La répartition des charges entre copropriétaires, ce poste suscite souvent des difficultés, en ce qui concerne l’intervention de chacun des propriétaires dans l’usage et l’entretien, de l’ascenseur commun.

En général, les frais d'entretien sont répartis suivant les quotes-parts de chacun (critère de valeur).

Si le critère de valeur peut certes apporter une solution dans la répartition des charges, le critère de l’utilité est souvent combiné avec le critère de valeur, permettant ainsi de mieux modaliser les frais en fonction de son utilisation potentielle et de l'utilité.
Cette utilisation potentielle peut s’apprécier en fonction de la surface du lot, et donc en fonction de la capacité d’occupation.
Quant à l'utilité, celle-ci sera appréciée au cas par cas, en fonction de la situation du lot.

S’il s’agit d’un bureau, la valeur du lot sera reconsidérée, ce qui permettra de mieux adapter le coefficient d’utilisation.

D’autre part, il arrive que le propriétaire de l’appartement du rez-de-chaussée soit expressément dispensé des frais d’entretien de l'ascenseur, ou que ses interventions soient limitées aux frais de consommation, toutefois il sera tenu aux coûts des grosses réparations sur base de la solidarité qui doit exister au sein de la communauté des copropriétaires.

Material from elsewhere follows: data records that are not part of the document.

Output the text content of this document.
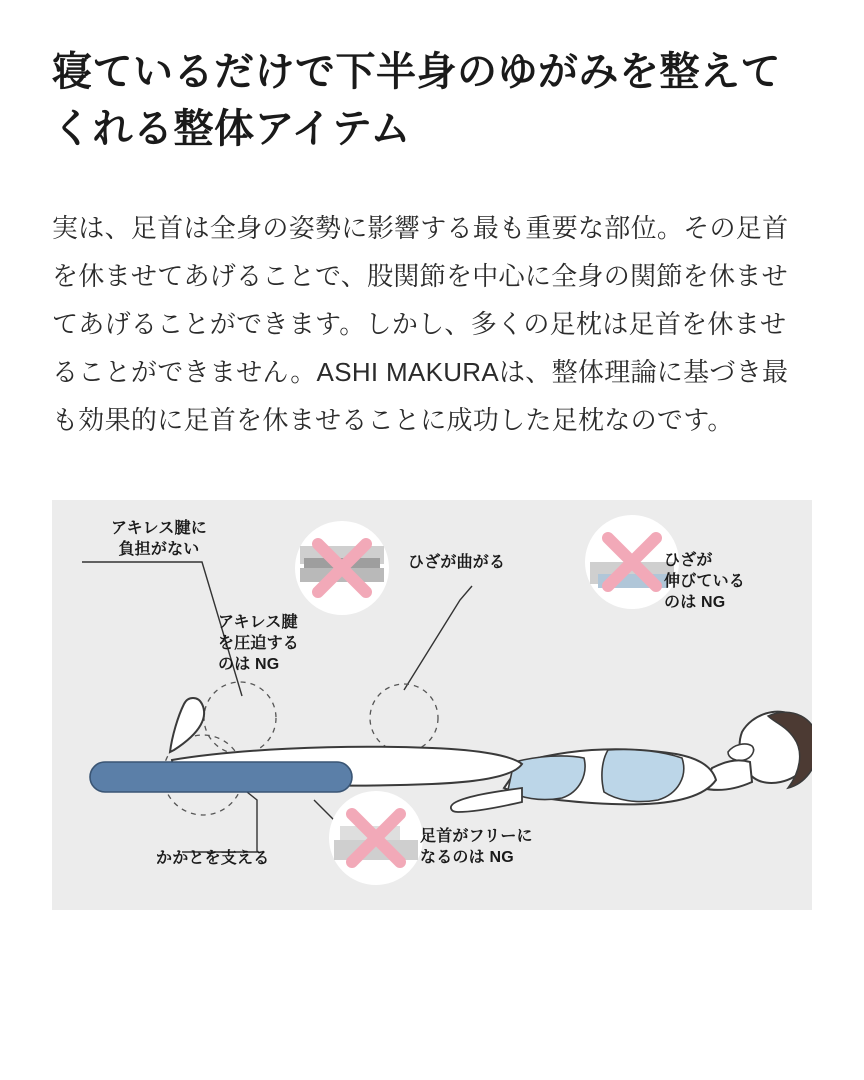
寝ているだけで下半身のゆがみを整えてくれる整体アイテム

実は、足首は全身の姿勢に影響する最も重要な部位。その足首を休ませてあげることで、股関節を中心に全身の関節を休ませてあげることができます。しかし、多くの足枕は足首を休ませることができません。ASHI MAKURAは、整体理論に基づき最も効果的に足首を休ませることに成功した足枕なのです。

アキレス腱に
負担がない
アキレス腱
を圧迫する
のは NG
ひざが曲がる	ひざが
伸びている
のは NG
かかとを支える
足首がフリーに
なるのは NG
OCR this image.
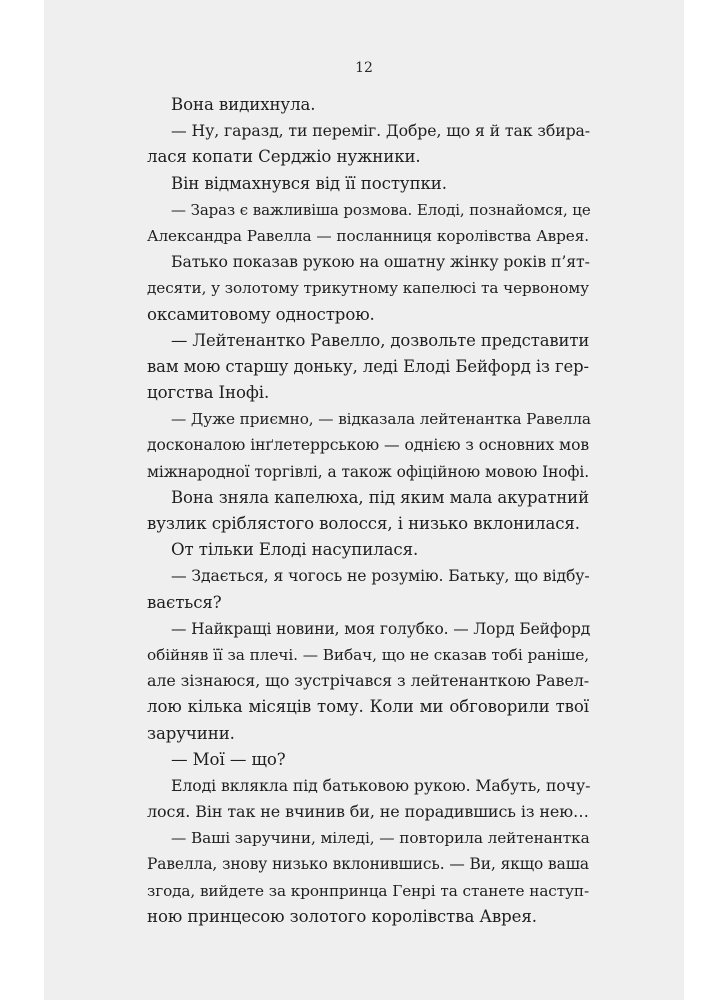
12
Вона видихнула.
— Ну, гаразд, ти переміг. Добре, що я й так збира-
лася копати Серджіо нужники.
Він відмахнувся від її поступки.
— Зараз є важливіша розмова. Елоді, познайомся, це
Александра Равелла — посланниця королівства Аврея.
Батько показав рукою на ошатну жінку років п’ят-
десяти, у золотому трикутному капелюсі та червоному
оксамитовому однострою.
— Лейтенантко Равелло, дозвольте представити
вам мою старшу доньку, леді Елоді Бейфорд із гер-
цогства Інофі.
— Дуже приємно, — відказала лейтенантка Равелла
досконалою інґлетеррською — однією з основних мов
міжнародної торгівлі, а також офіційною мовою Інофі.
Вона зняла капелюха, під яким мала акуратний
вузлик сріблястого волосся, і низько вклонилася.
От тільки Елоді насупилася.
— Здається, я чогось не розумію. Батьку, що відбу-
вається?
— Найкращі новини, моя голубко. — Лорд Бейфорд
обійняв її за плечі. — Вибач, що не сказав тобі раніше,
але зізнаюся, що зустрічався з лейтенанткою Равел-
лою кілька місяців тому. Коли ми обговорили твої
заручини.
— Мої — що?
Елоді вклякла під батьковою рукою. Мабуть, почу-
лося. Він так не вчинив би, не порадившись із нею…
— Ваші заручини, міледі, — повторила лейтенантка
Равелла, знову низько вклонившись. — Ви, якщо ваша
згода, вийдете за кронпринца Генрі та станете наступ-
ною принцесою золотого королівства Аврея.
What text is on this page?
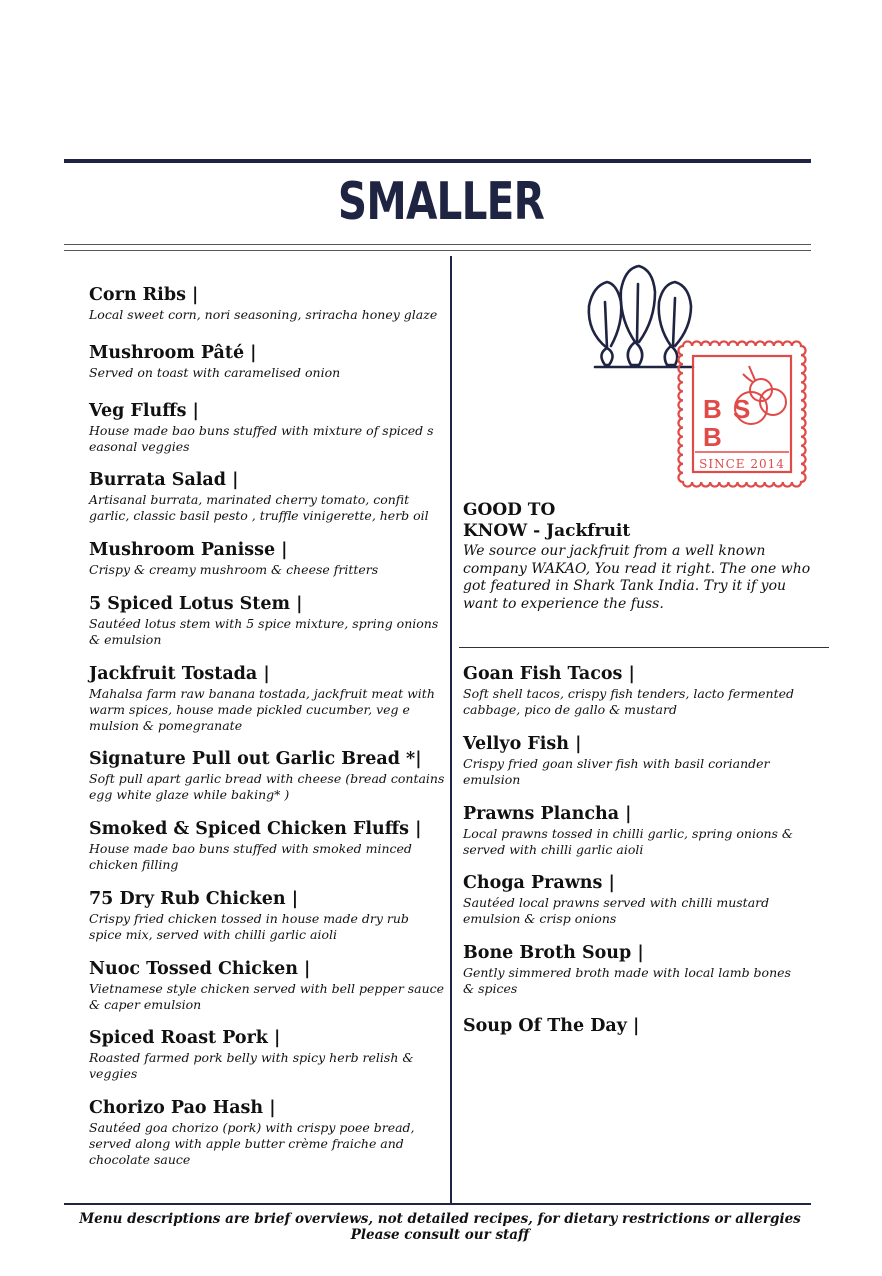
SMALLER
Corn Ribs |
Local sweet corn, nori seasoning, sriracha honey glaze
Mushroom Pâté |
Served on toast with caramelised onion
Veg Fluffs |
House made bao buns stuffed with mixture of spiced s easonal veggies
Burrata Salad |
Artisanal burrata, marinated cherry tomato, confit garlic, classic basil pesto , truffle vinigerette, herb oil
Mushroom Panisse |
Crispy & creamy mushroom & cheese fritters
5 Spiced Lotus Stem |
Sautéed lotus stem with 5 spice mixture, spring onions & emulsion
Jackfruit Tostada |
Mahalsa farm raw banana tostada, jackfruit meat with warm spices, house made pickled cucumber, veg e mulsion & pomegranate
Signature Pull out Garlic Bread *|
Soft pull apart garlic bread with cheese (bread contains egg white glaze while baking* )
Smoked & Spiced Chicken Fluffs |
House made bao buns stuffed with smoked minced chicken filling
75 Dry Rub Chicken |
Crispy fried chicken tossed in house made dry rub spice mix, served with chilli garlic aioli
Nuoc Tossed Chicken |
Vietnamese style chicken served with bell pepper sauce & caper emulsion
Spiced Roast Pork |
Roasted farmed pork belly with spicy herb relish & veggies
Chorizo Pao Hash |
Sautéed goa chorizo (pork) with crispy poee bread, served along with apple butter crème fraiche and chocolate sauce
B S
B
SINCE 2014
GOOD TO
KNOW - Jackfruit
We source our jackfruit from a well known company WAKAO, You read it right. The one who got featured in Shark Tank India. Try it if you want to experience the fuss.
Goan Fish Tacos |
Soft shell tacos, crispy fish tenders, lacto fermented cabbage, pico de gallo & mustard
Vellyo Fish |
Crispy fried goan sliver fish with basil coriander emulsion
Prawns Plancha |
Local prawns tossed in chilli garlic, spring onions & served with chilli garlic aioli
Choga Prawns |
Sautéed local prawns served with chilli mustard emulsion & crisp onions
Bone Broth Soup |
Gently simmered broth made with local lamb bones & spices
Soup Of The Day |
Menu descriptions are brief overviews, not detailed recipes, for dietary restrictions or allergies
Please consult our staff
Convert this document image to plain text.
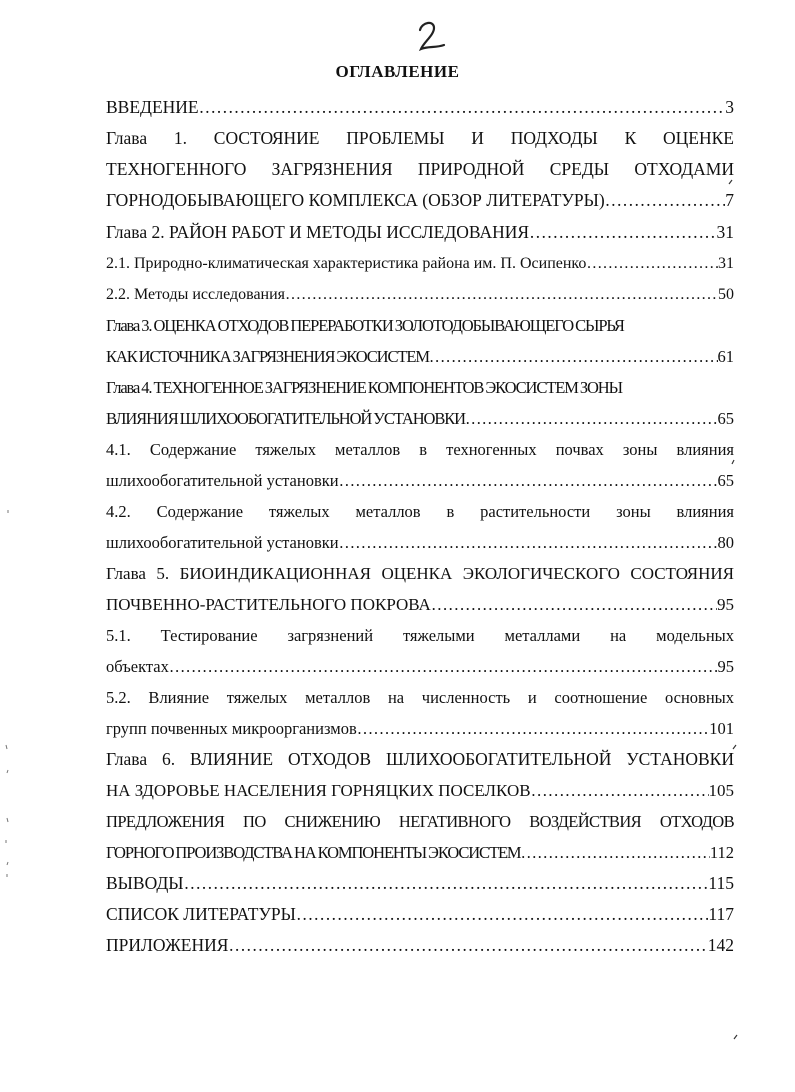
ОГЛАВЛЕНИЕ
ВВЕДЕНИЕ ………………………………………………………………………………………………………………………………………………………………	3
Глава 1. СОСТОЯНИЕ ПРОБЛЕМЫ И ПОДХОДЫ К ОЦЕНКЕ
ТЕХНОГЕННОГО ЗАГРЯЗНЕНИЯ ПРИРОДНОЙ СРЕДЫ ОТХОДАМИ
ГОРНОДОБЫВАЮЩЕГО КОМПЛЕКСА (ОБЗОР ЛИТЕРАТУРЫ) ………………………………………………………………………………………………………………………………………………………………	7
Глава 2. РАЙОН РАБОТ И МЕТОДЫ ИССЛЕДОВАНИЯ ………………………………………………………………………………………………………………………………………………………………	31
2.1. Природно-климатическая характеристика района им. П. Осипенко ………………………………………………………………………………………………………………………………………………………………	31
2.2. Методы исследования ………………………………………………………………………………………………………………………………………………………………	50
Глава 3. ОЦЕНКА ОТХОДОВ ПЕРЕРАБОТКИ ЗОЛОТОДОБЫВАЮЩЕГО СЫРЬЯ
КАК ИСТОЧНИКА ЗАГРЯЗНЕНИЯ ЭКОСИСТЕМ ………………………………………………………………………………………………………………………………………………………………	61
Глава 4. ТЕХНОГЕННОЕ ЗАГРЯЗНЕНИЕ КОМПОНЕНТОВ ЭКОСИСТЕМ ЗОНЫ
ВЛИЯНИЯ ШЛИХООБОГАТИТЕЛЬНОЙ УСТАНОВКИ ………………………………………………………………………………………………………………………………………………………………	65
4.1. Содержание тяжелых металлов в техногенных почвах зоны влияния
шлихообогатительной установки ………………………………………………………………………………………………………………………………………………………………	65
4.2. Содержание тяжелых металлов в растительности зоны влияния
шлихообогатительной установки ………………………………………………………………………………………………………………………………………………………………	80
Глава 5. БИОИНДИКАЦИОННАЯ ОЦЕНКА ЭКОЛОГИЧЕСКОГО СОСТОЯНИЯ
ПОЧВЕННО-РАСТИТЕЛЬНОГО ПОКРОВА ………………………………………………………………………………………………………………………………………………………………	95
5.1. Тестирование загрязнений тяжелыми металлами на модельных
объектах ………………………………………………………………………………………………………………………………………………………………	95
5.2. Влияние тяжелых металлов на численность и соотношение основных
групп почвенных микроорганизмов ………………………………………………………………………………………………………………………………………………………………	101
Глава 6. ВЛИЯНИЕ ОТХОДОВ ШЛИХООБОГАТИТЕЛЬНОЙ УСТАНОВКИ
НА ЗДОРОВЬЕ НАСЕЛЕНИЯ ГОРНЯЦКИХ ПОСЕЛКОВ ………………………………………………………………………………………………………………………………………………………………	105
ПРЕДЛОЖЕНИЯ ПО СНИЖЕНИЮ НЕГАТИВНОГО ВОЗДЕЙСТВИЯ ОТХОДОВ
ГОРНОГО ПРОИЗВОДСТВА НА КОМПОНЕНТЫ ЭКОСИСТЕМ ………………………………………………………………………………………………………………………………………………………………	112
ВЫВОДЫ ………………………………………………………………………………………………………………………………………………………………	115
СПИСОК ЛИТЕРАТУРЫ ………………………………………………………………………………………………………………………………………………………………	117
ПРИЛОЖЕНИЯ ………………………………………………………………………………………………………………………………………………………………	142
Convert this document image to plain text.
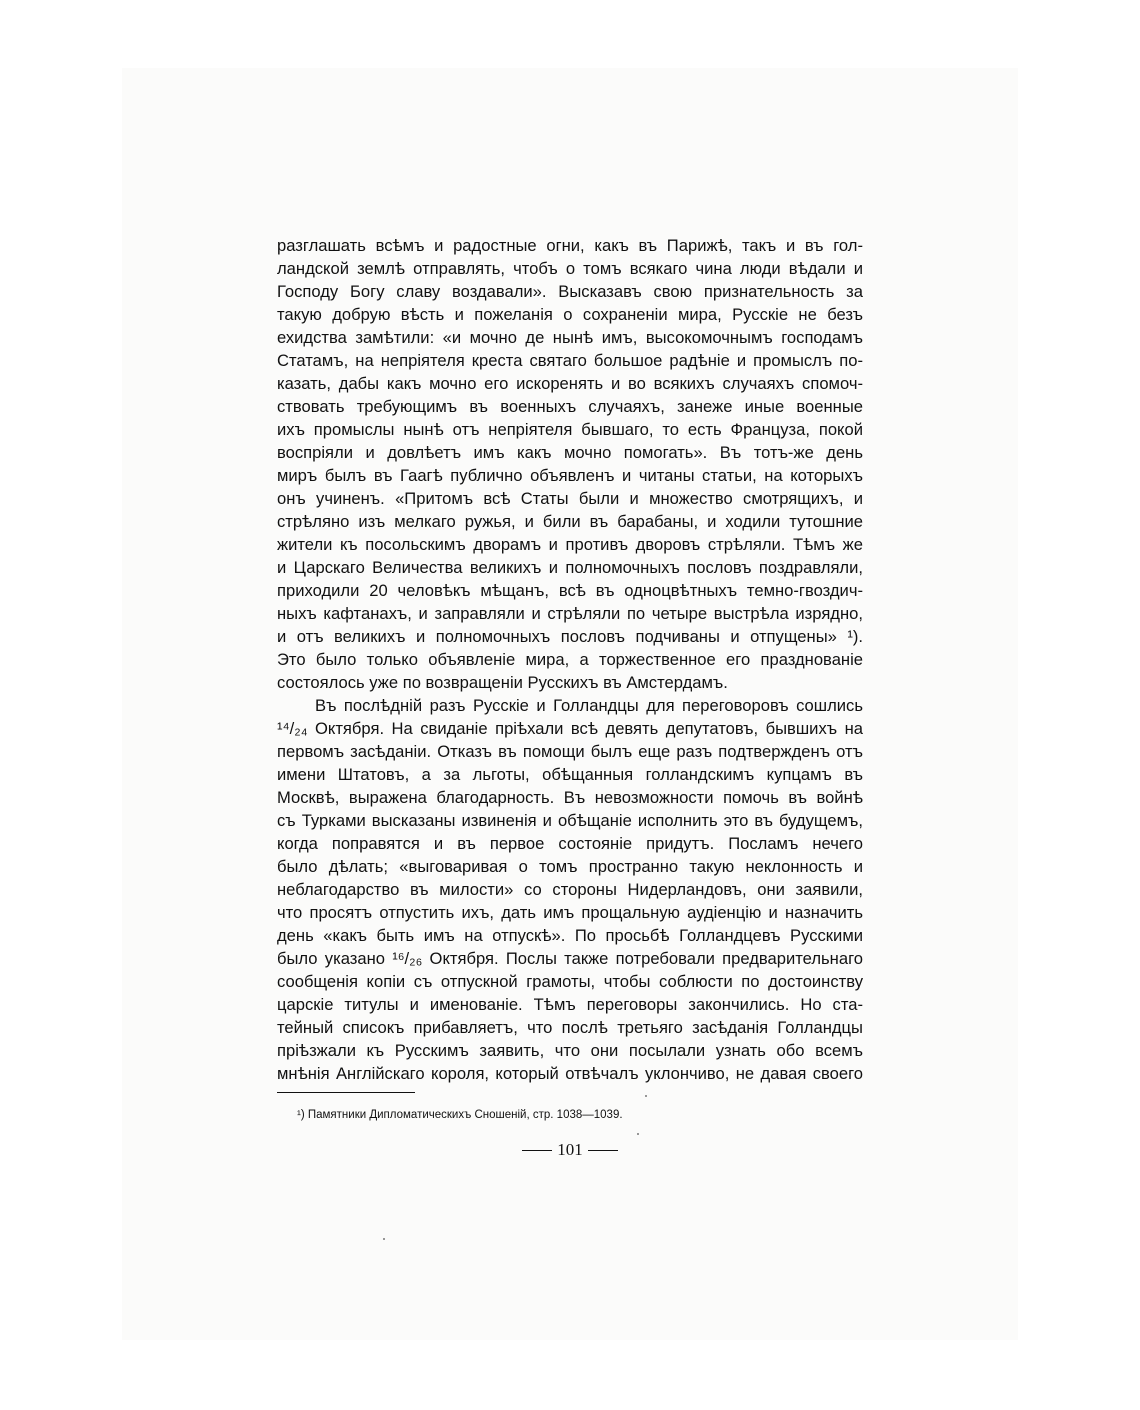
разглашать всѣмъ и радостные огни, какъ въ Парижѣ, такъ и въ гол-
ландской землѣ отправлять, чтобъ о томъ всякаго чина люди вѣдали и
Господу Богу славу воздавали». Высказавъ свою признательность за
такую добрую вѣсть и пожеланія о сохраненіи мира, Русскіе не безъ
ехидства замѣтили: «и мочно де нынѣ имъ, высокомочнымъ господамъ
Статамъ, на непріятеля креста святаго большое радѣніе и промыслъ по-
казать, дабы какъ мочно его искоренять и во всякихъ случаяхъ спомоч-
ствовать требующимъ въ военныхъ случаяхъ, занеже иные военные
ихъ промыслы нынѣ отъ непріятеля бывшаго, то есть Француза, покой
воспріяли и довлѣетъ имъ какъ мочно помогать». Въ тотъ-же день
миръ былъ въ Гаагѣ публично объявленъ и читаны статьи, на которыхъ
онъ учиненъ. «Притомъ всѣ Статы были и множество смотрящихъ, и
стрѣляно изъ мелкаго ружья, и били въ барабаны, и ходили тутошние
жители къ посольскимъ дворамъ и противъ дворовъ стрѣляли. Тѣмъ же
и Царскаго Величества великихъ и полномочныхъ пословъ поздравляли,
приходили 20 человѣкъ мѣщанъ, всѣ въ одноцвѣтныхъ темно-гвоздич-
ныхъ кафтанахъ, и заправляли и стрѣляли по четыре выстрѣла изрядно,
и отъ великихъ и полномочныхъ пословъ подчиваны и отпущены» ¹).
Это было только объявленіе мира, а торжественное его празднованіе
состоялось уже по возвращеніи Русскихъ въ Амстердамъ.
Въ послѣдній разъ Русскіе и Голландцы для переговоровъ сошлись
¹⁴/₂₄ Октября. На свиданіе пріѣхали всѣ девять депутатовъ, бывшихъ на
первомъ засѣданіи. Отказъ въ помощи былъ еще разъ подтвержденъ отъ
имени Штатовъ, а за льготы, обѣщанныя голландскимъ купцамъ въ
Москвѣ, выражена благодарность. Въ невозможности помочь въ войнѣ
съ Турками высказаны извиненія и обѣщаніе исполнить это въ будущемъ,
когда поправятся и въ первое состояніе придутъ. Посламъ нечего
было дѣлать; «выговаривая о томъ пространно такую неклонность и
неблагодарство въ милости» со стороны Нидерландовъ, они заявили,
что просятъ отпустить ихъ, дать имъ прощальную аудіенцію и назначить
день «какъ быть имъ на отпускѣ». По просьбѣ Голландцевъ Русскими
было указано ¹⁶/₂₆ Октября. Послы также потребовали предварительнаго
сообщенія копіи съ отпускной грамоты, чтобы соблюсти по достоинству
царскіе титулы и именованіе. Тѣмъ переговоры закончились. Но ста-
тейный списокъ прибавляетъ, что послѣ третьяго засѣданія Голландцы
пріѣзжали къ Русскимъ заявить, что они посылали узнать обо всемъ
мнѣнія Англійскаго короля, который отвѣчалъ уклончиво, не давая своего
¹) Памятники Дипломатическихъ Сношеній, стр. 1038—1039.
101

Actuellement à la suite des nouvelles mesures, imposant la mise en conformité des ascenseurs, cela suscite de gros problèmes avec les propriétaires des rez-de-chaussées, qui ne participant pas au frais d'utilisation, doivent néanmoins intervenir dans les frais de mise en conformité.
Il faut savoir que ces nouvelles mesures qui sont imposées par "le fait du prince", obligent les copropriétaires à effectuer de gros travaux, alors que l'ascenseur fonctionne correctement.
L'ascenseur constitue une partie commune de la copropriété.
D'autre part, la présence d'ascenseur au sein d'un immeuble contribue au standing de l'immeuble et à la valeur de celui-ci, et donc par conséquent, tous les copropriétaires doivent contribuer aux frais de renouvellement, sur le principe de la solidarité. Et cela, quel que soit les dispositions statutaires.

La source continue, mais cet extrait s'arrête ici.